Para ser productivo no hay que dar el 100%: Así funciona la regla del 85%

Vivimos tiempos donde todo va deprisa, y nosotros también. Hasta tal punto, que se ha generado cierta obsesión con la hiperproductividad. Bien, como si se tratara de la fábula de la liebre y la tortuga, parece que muchas veces guardarse algo de reserva puede ser lo más adecuado, aunque parezca contradictorio.

Eso es lo que opina al menos Suneel Gupta, autor de Everyday Dharma, donde se explica la cada vez más en boga regla del 85%.

Pero en realidad el autor toma su nombre de Carl Lewis y de cómo el conocido atleta acostumbraba a arrancar sus carreras de velocidad aparentemente más lento, para después acelerar.

En el mundo de la velocidad, el estilo de Lewis se conoció como la regla del 85%. La idea es que, en lugar de aplicar un esfuerzo máximo, te permite permanecer relajado.

"Mientras veías a sus competidores apretando los dientes, Lewis progresaba de forma tranquila.
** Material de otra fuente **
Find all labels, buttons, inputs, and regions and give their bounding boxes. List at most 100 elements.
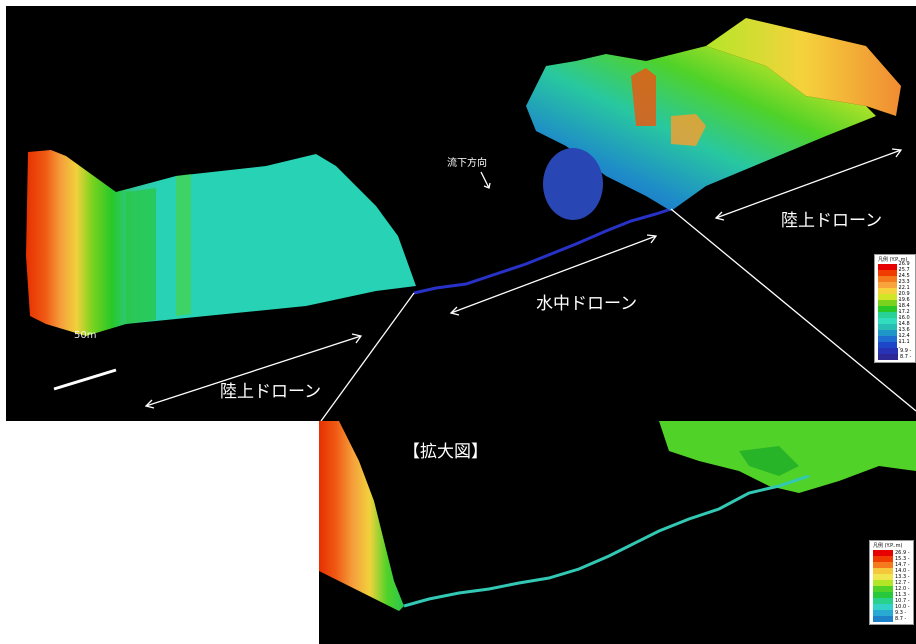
- legend-value: 20.9 -: [898, 291, 910, 303]
- legend-entry: 26.9 -: [878, 261, 912, 273]
- legend-swatch: [873, 616, 893, 622]
- legend-value: 10.7 -: [895, 598, 910, 604]
- zoom-elevation-legend: 凡例 (Y.P..m) 26.9 -15.3 -14.7 -14.0 -13.3…: [869, 540, 914, 625]
- legend-value: 8.7 -: [900, 354, 912, 360]
- legend-entry: 14.8 -: [878, 321, 912, 333]
- legend-swatch: [878, 318, 897, 324]
- zoom-left-bank: [319, 421, 404, 611]
- zoomed-view: 【拡大図】 凡例 (Y.P..m) 26.9 -15.3 -14.7 -14.0…: [319, 421, 916, 644]
- legend-value: 9.9 -: [900, 348, 912, 354]
- legend-swatch: [878, 342, 897, 348]
- land-drone-label-left: 陸上ドローン: [220, 382, 322, 402]
- legend-entry: 10.7 -: [873, 598, 910, 604]
- pond: [543, 148, 603, 220]
- arrows: [144, 148, 916, 421]
- legend-swatch: [878, 264, 897, 270]
- legend-swatch: [873, 592, 893, 598]
- zoom-underwater-profile: [403, 474, 810, 608]
- legend-entry: 8.7 -: [873, 616, 910, 622]
- legend-value: 13.6 -: [898, 327, 910, 339]
- legend-entry: 26.9 -: [873, 550, 910, 556]
- legend-value: 25.7 -: [898, 267, 910, 279]
- legend-entry: 11.1 -: [878, 339, 912, 351]
- legend-entry: 22.1 -: [878, 285, 912, 297]
- legend-value: 12.7 -: [895, 580, 910, 586]
- legend-value: 16.0 -: [898, 315, 910, 327]
- legend-value: 23.3 -: [898, 279, 910, 291]
- scale-bar: [53, 368, 117, 391]
- legend-swatch: [873, 610, 893, 616]
- legend-entry: 12.0 -: [873, 586, 910, 592]
- legend-entry: 13.3 -: [873, 574, 910, 580]
- right-bank-towers: [631, 68, 656, 126]
- legend-value: 26.9 -: [898, 261, 910, 273]
- legend-entry: 17.2 -: [878, 309, 912, 321]
- land-drone-label-right: 陸上ドローン: [781, 211, 883, 231]
- zoom-right-bank-lower: [739, 446, 799, 476]
- legend-swatch: [873, 598, 893, 604]
- legend-value: 13.3 -: [895, 574, 910, 580]
- legend-entry: 23.3 -: [878, 279, 912, 291]
- legend-entry: 9.3 -: [873, 610, 910, 616]
- legend-title: 凡例 (Y.P..m): [878, 257, 908, 263]
- legend-value: 15.3 -: [895, 556, 910, 562]
- legend-value: 11.3 -: [895, 592, 910, 598]
- legend-swatch: [873, 574, 893, 580]
- legend-value: 14.0 -: [895, 568, 910, 574]
- underwater-profile: [413, 207, 672, 295]
- point-cloud-view: 流下方向 陸上ドローン 水中ドローン 陸上ドローン 50m 凡例 (Y.P..m…: [6, 6, 916, 421]
- legend-swatch: [873, 568, 893, 574]
- legend-swatch: [873, 586, 893, 592]
- right-bank-towers-2: [671, 114, 706, 146]
- legend-value: 19.6 -: [898, 297, 910, 309]
- legend-value: 12.0 -: [895, 586, 910, 592]
- point-cloud-scene: [26, 18, 916, 421]
- scale-label: 50m: [74, 330, 97, 341]
- legend-entry: 24.5 -: [878, 273, 912, 285]
- legend-swatch: [878, 330, 897, 336]
- legend-value: 18.4 -: [898, 303, 910, 315]
- legend-entry: 11.3 -: [873, 592, 910, 598]
- underwater-drone-label: 水中ドローン: [536, 294, 638, 314]
- legend-entry: 12.7 -: [873, 580, 910, 586]
- legend-entry: 10.0 -: [873, 604, 910, 610]
- legend-value: 9.3 -: [895, 610, 907, 616]
- legend-swatch: [873, 556, 893, 562]
- legend-swatch: [873, 604, 893, 610]
- legend-entry: 19.6 -: [878, 297, 912, 309]
- legend-swatch: [878, 294, 897, 300]
- legend-swatch: [873, 580, 893, 586]
- legend-swatch: [878, 306, 897, 312]
- legend-swatch: [878, 300, 897, 306]
- legend-value: 8.7 -: [895, 616, 907, 622]
- legend-entry: 12.4 -: [878, 333, 912, 345]
- legend-entry: 13.6 -: [878, 327, 912, 339]
- legend-swatch: [878, 312, 897, 318]
- legend-entry: 14.7 -: [873, 562, 910, 568]
- legend-swatch: [878, 270, 897, 276]
- zoom-legend-title: 凡例 (Y.P..m): [873, 543, 903, 549]
- flow-direction-label: 流下方向: [447, 158, 487, 169]
- legend-swatch: [878, 336, 897, 342]
- zoom-scene: [319, 421, 916, 611]
- left-bank-stripe: [126, 188, 156, 324]
- legend-entry: 9.9 -: [878, 348, 912, 354]
- legend-value: 24.5 -: [898, 273, 910, 285]
- legend-value: 26.9 -: [895, 550, 910, 556]
- legend-entry: 16.0 -: [878, 315, 912, 327]
- legend-swatch: [878, 348, 898, 354]
- legend-value: 11.1 -: [898, 339, 910, 351]
- legend-swatch: [878, 288, 897, 294]
- legend-swatch: [878, 276, 897, 282]
- left-bank-terrain: [26, 150, 416, 336]
- legend-swatch: [878, 354, 898, 360]
- legend-entry: 15.3 -: [873, 556, 910, 562]
- right-bank-slope: [706, 18, 901, 116]
- legend-entry: 25.7 -: [878, 267, 912, 279]
- legend-value: 12.4 -: [898, 333, 910, 345]
- legend-swatch: [873, 562, 893, 568]
- legend-entry: 20.9 -: [878, 291, 912, 303]
- legend-value: 10.0 -: [895, 604, 910, 610]
- legend-entry: 8.7 -: [878, 354, 912, 360]
- left-bank-stripe-2: [176, 174, 191, 316]
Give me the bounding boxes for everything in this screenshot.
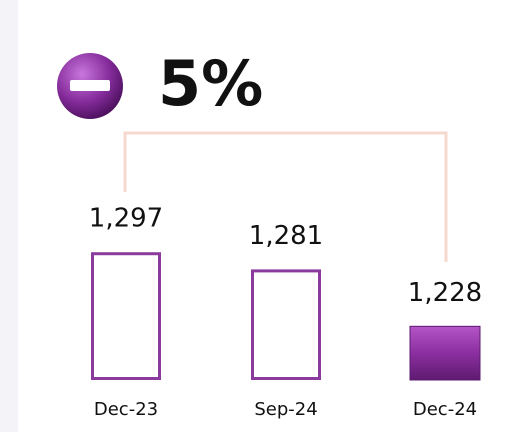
bar — [91, 252, 161, 380]
bar — [409, 325, 481, 381]
x-tick-label: Dec-24 — [413, 399, 477, 420]
side-panel — [0, 0, 18, 432]
bracket — [123, 131, 448, 262]
x-tick-label: Dec-23 — [94, 399, 158, 420]
value-label: 1,281 — [249, 221, 323, 251]
decrease-icon — [57, 53, 123, 119]
value-label: 1,228 — [408, 278, 482, 308]
bar — [251, 269, 321, 380]
change-label: 5% — [158, 47, 263, 120]
value-label: 1,297 — [89, 204, 163, 234]
x-tick-label: Sep-24 — [254, 399, 317, 420]
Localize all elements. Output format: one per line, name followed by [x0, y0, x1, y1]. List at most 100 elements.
Creemos que para obtener buenos resultados, necesitas poner la mayor presión posible en una situación. Pero esa mentalidad ha sido desacreditada, y no solo en el deporte", dice Gupta a Fast Company.

Cuando el trabajo extra no suma sino resta

Un estudio de la City University de Londres analizó las carreras de más de 50.000 empleados en diversas industrias y encontró que el esfuerzo adicional medido en horas e intensidad no beneficiaba la carrera ni los ingresos de los empleados.

De hecho, hubo momentos en los que el trabajo extra y la intensidad adicional redujeron la calidad del resultado, ya que provocaba más agotamiento que éxito, dice Gupta. En cambio, limitar la duración e intensidad del trabajo mejoró los resultados.

Cómo puedes aplicar la regla del 85%

Trabajar de manera más inteligente en lugar de más difícil tiene sentido, pero ¿cómo se hace? El primer paso es lo que Gupta llama "calibrar el esfuerzo". Cuando entras en cualquier situación, como una reunión, presentación o simplemente trabajando en tu escritorio, pregúntate cuánto esfuerzo y presión se necesitan realmente para ser efectivo.

"La respuesta podría no ser un esfuerzo máximo", dice. "Podrías descubrir que es mucho menos que eso. Luego, calibras en consecuencia. Por ejemplo, si entras a una presentación o reunión con tu equipo, puedes decidir que para ser efectivo, no necesitas el 100%; en realidad, es el 70%".

Descansar más a menudo: el modelo 555

Gupta también sugiere ir tomando pequeños descansos. "En lugar de esperar las vacaciones o fines de semana largos para obtener períodos de descanso, los ejecutivos de alto rendimiento toman descansos cortos pero que les hacen de verdad desconectar con frecuencia todos los días", dice.

Gupta recomienda el "modelo 555", que consiste en trabajar durante 55 minutos y tomar cinco minutos de descanso. "El descanso puede ser cualquier cosa, desde tomar una taza de café hasta escuchar música o meditar", dice. "Cualquier cosa, siempre y cuando sea deliberadamente no productiva. Cada uno de esos cinco minutos hará que los otros 55 minutos sean mucho más productivos, creativos y reflexivos. Tendrás más energía para ti y para las personas que te rodean".